Bagaimana dengan sektor formal? Apakah penduduk yg bekerja di sektor formal sudah pasti tidak miskin? Mari kita lihat datanya. Berdasarkan Sakernas Februari 2019, penduduk bekerja di sektor formal yang mempunyai upah di bawah garis kemiskinan hanya 7,7 persen dan didominasi oleh perempuan. Bila lihat lebih detail, para pekerja perempuan ini mayoritas bekerja di Lapangan usaha jasa pendidikan. Menurut analisa saya, kemungkinan mereka bekerja sebagai guru les, guru ngaji atau mungkin juga guru honorer. Jika memang benar, artinya pekerja formal dengan upah di bawah garis kemiskinan bukan sasaran utama pemerintah dalam program pengentasan kemiskinan saat ini.

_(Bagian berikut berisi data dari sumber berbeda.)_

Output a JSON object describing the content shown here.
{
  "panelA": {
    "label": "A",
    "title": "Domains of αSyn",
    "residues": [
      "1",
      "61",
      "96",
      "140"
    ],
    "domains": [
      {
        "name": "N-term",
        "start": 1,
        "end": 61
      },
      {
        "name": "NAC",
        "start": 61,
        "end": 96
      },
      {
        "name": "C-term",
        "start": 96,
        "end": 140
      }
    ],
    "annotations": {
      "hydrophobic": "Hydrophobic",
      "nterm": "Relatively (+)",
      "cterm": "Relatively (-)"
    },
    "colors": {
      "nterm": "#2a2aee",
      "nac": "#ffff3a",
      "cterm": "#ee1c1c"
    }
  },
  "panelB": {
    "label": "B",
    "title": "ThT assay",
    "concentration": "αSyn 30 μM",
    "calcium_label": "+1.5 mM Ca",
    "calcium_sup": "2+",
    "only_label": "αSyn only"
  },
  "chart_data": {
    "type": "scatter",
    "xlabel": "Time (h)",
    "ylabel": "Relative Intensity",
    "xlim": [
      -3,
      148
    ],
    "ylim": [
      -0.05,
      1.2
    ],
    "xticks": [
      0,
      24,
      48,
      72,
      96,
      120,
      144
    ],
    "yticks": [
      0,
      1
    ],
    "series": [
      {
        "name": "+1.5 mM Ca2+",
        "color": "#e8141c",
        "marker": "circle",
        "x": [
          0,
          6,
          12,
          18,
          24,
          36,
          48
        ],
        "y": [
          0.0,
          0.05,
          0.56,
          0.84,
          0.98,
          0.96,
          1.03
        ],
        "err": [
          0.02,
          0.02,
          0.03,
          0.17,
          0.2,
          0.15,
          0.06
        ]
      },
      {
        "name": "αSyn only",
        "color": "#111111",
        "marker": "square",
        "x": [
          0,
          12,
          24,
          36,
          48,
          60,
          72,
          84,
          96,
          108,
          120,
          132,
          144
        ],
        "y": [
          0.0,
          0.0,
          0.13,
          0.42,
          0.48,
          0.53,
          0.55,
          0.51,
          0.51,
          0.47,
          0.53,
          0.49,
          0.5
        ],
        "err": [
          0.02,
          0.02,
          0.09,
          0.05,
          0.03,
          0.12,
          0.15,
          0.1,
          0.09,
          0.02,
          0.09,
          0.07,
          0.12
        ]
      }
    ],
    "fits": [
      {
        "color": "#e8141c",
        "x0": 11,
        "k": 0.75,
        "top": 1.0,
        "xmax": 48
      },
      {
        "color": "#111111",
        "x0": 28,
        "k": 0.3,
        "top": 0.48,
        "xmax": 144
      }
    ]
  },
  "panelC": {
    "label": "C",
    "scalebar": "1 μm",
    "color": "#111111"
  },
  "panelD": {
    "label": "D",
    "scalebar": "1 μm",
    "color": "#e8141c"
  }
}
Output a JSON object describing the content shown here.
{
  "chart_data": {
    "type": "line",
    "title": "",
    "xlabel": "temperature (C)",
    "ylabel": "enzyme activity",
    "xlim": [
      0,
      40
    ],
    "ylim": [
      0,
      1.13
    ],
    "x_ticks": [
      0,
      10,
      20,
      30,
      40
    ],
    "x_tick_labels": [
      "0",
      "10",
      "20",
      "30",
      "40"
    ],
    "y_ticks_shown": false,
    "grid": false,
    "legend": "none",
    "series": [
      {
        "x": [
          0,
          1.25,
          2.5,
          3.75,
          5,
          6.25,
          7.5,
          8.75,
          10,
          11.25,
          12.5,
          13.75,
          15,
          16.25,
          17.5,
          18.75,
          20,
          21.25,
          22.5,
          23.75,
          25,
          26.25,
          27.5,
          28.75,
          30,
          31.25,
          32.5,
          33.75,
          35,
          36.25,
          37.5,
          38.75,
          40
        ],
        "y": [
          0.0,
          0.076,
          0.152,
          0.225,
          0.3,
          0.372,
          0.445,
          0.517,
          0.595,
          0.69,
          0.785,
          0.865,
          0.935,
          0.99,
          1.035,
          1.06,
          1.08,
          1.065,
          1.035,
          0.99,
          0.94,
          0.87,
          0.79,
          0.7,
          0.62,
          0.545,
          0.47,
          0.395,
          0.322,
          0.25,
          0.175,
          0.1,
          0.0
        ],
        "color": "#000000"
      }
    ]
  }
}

Itulah profil tenaga kerja miskin di Provinsi Bengkulu yang dipotret dari Survei Angkatan Kerja Nasional. Ternyata, masih banyak PR untuk mengentaskan kemiskinan dilihat dari sisi ketenagakerjaan. Karena keadaan ketenagakerjaan berpengaruh pada pendapatan. Pendapatan dan kemiskinan seperti lingkaran setan. Kemiskinan terjadi karena pendapatan rendah, pendapatan rendah karena pekerjaan tidak berkualitas. pekerjaan tidak berkualitas karena keterampilan rendah. Jika ingin ketermpilan bagus diperoleh dengan pendidikan yang layak. Karena miskin, tidak dapat memperoleh akses Pendidikan layak.

Semoga potret data ini menjadi motivasi bagi pemerintah Provinsi Bengkulu agar lebih tepat dalam merancang program pengentasan kemiskinan. Adapun PR dan catatan kiranya menjadi introspeksi untuk memparipurnakan kebijakan dalam rangka mensejahterakan masyarakat Bengkulu.